Hidden Harm identified that adult substance use services often failed to identify that service users had children, or to assess how parental substance use might compromise them. Social workers too, were slow to realise the extent to which children living in chaotic households could be at risk of neglect or violence. It has been suggested that the children of adults with alcohol problems are left at risk longer as alcohol is seen as an 'acceptable' drug by society. Getting Our Priorities Right (144) and now Getting It Right for Every Child ( GIRFEC) (145) provide tools on how to identify children at risk within individual agencies and across partnerships working jointly to assess the extent of that risk and how to devise intervention packages to help build resilience in children and their families.
Assessing risk
Recent contributors (146-149) advocate a more open approach to assessing risk in a way which actively engages with families, identifies strengths as well as pressures and which promotes timely and proportionate action in line with GIRFEC and also concentrating on building resilience. Concern has been expressed about the increasingly punitive stance being taken by government towards drug using parents in particular but this has given way to a more preventative and early intervention approach to engage and work with families to improve their performance as parents. This recognises that issues around care and protection of children are not only about substance use problems but more about issues of fitness to parent which may be influenced by the provision of parenting instruction and support, building greater resilience in families where substance use is an issue. There is also a continuing need to explore and extend alternatives for those children who cannot be looked after by their parents through family group conferencing, kinship care, respite carers and foster carers.
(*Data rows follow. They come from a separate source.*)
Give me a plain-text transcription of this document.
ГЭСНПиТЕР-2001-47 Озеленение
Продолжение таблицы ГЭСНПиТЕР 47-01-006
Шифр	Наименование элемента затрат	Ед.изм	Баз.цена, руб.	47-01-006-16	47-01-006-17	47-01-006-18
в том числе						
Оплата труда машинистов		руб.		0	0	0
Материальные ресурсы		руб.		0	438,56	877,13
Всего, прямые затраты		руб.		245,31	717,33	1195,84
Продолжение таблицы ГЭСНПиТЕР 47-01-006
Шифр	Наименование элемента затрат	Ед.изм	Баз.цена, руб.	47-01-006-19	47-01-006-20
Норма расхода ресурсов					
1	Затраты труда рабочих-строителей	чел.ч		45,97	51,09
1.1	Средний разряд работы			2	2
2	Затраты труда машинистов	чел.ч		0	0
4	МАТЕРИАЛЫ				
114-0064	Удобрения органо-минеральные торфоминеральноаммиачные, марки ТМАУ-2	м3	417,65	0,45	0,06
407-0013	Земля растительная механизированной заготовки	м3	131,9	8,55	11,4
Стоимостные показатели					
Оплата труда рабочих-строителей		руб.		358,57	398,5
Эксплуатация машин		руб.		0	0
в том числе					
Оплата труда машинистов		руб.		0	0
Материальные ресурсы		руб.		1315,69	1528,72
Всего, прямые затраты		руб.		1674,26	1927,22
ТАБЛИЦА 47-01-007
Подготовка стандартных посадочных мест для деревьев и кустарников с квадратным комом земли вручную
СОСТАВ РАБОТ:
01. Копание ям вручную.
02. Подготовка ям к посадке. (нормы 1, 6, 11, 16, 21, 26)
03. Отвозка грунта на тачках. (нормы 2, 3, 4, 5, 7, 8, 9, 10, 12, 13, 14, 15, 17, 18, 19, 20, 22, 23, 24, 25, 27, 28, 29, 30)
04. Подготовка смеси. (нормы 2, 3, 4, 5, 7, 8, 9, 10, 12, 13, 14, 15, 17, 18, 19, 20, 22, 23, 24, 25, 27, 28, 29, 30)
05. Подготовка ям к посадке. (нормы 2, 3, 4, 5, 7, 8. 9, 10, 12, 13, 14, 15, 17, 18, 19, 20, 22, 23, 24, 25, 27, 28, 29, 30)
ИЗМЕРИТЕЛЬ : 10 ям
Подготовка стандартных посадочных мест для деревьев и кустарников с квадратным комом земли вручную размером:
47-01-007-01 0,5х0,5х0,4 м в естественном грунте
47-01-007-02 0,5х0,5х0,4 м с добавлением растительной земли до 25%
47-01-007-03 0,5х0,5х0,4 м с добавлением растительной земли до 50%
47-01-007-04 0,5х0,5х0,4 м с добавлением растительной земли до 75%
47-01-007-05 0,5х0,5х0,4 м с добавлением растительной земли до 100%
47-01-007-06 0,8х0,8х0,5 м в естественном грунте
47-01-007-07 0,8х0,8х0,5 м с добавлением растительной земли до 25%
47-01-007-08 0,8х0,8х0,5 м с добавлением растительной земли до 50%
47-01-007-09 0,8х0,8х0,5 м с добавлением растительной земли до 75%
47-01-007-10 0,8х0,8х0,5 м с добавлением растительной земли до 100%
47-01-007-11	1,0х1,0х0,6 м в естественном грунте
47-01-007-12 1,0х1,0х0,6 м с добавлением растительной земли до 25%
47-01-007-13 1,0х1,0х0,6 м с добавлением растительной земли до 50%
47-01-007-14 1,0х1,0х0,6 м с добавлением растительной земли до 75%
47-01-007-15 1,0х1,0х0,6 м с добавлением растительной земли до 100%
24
It is evident that the issues for children and families affected by substance use are now in the open and the way ahead clearer. Better identification and early intervention with families, partnership working, information-sharing and co-location of staff from different disciplines will contribute to protecting children from harm.
Issues and solutions: Social care services
1. Services have grown in an 'ad hoc' fashion, with lack of role clarity amongst professionals. There has also been a division between health and social care professionals which has limited progress in the joint provision of services and in important areas such as identifying children at risk from substance use. Co-location of services, combined with the implementation of a Single Shared Assessment and joint training will promote synergy, efficiency of resources and access to services.
2. Criminal justice services for those with substance use problems have a unique opportunity to engage with people who may otherwise fail to be in contact.
3. Improved guidance and practice in terms of the children of substance using parents - in particular to do with increasing family resilience and cohesion - has the potential to significantly reduce risk.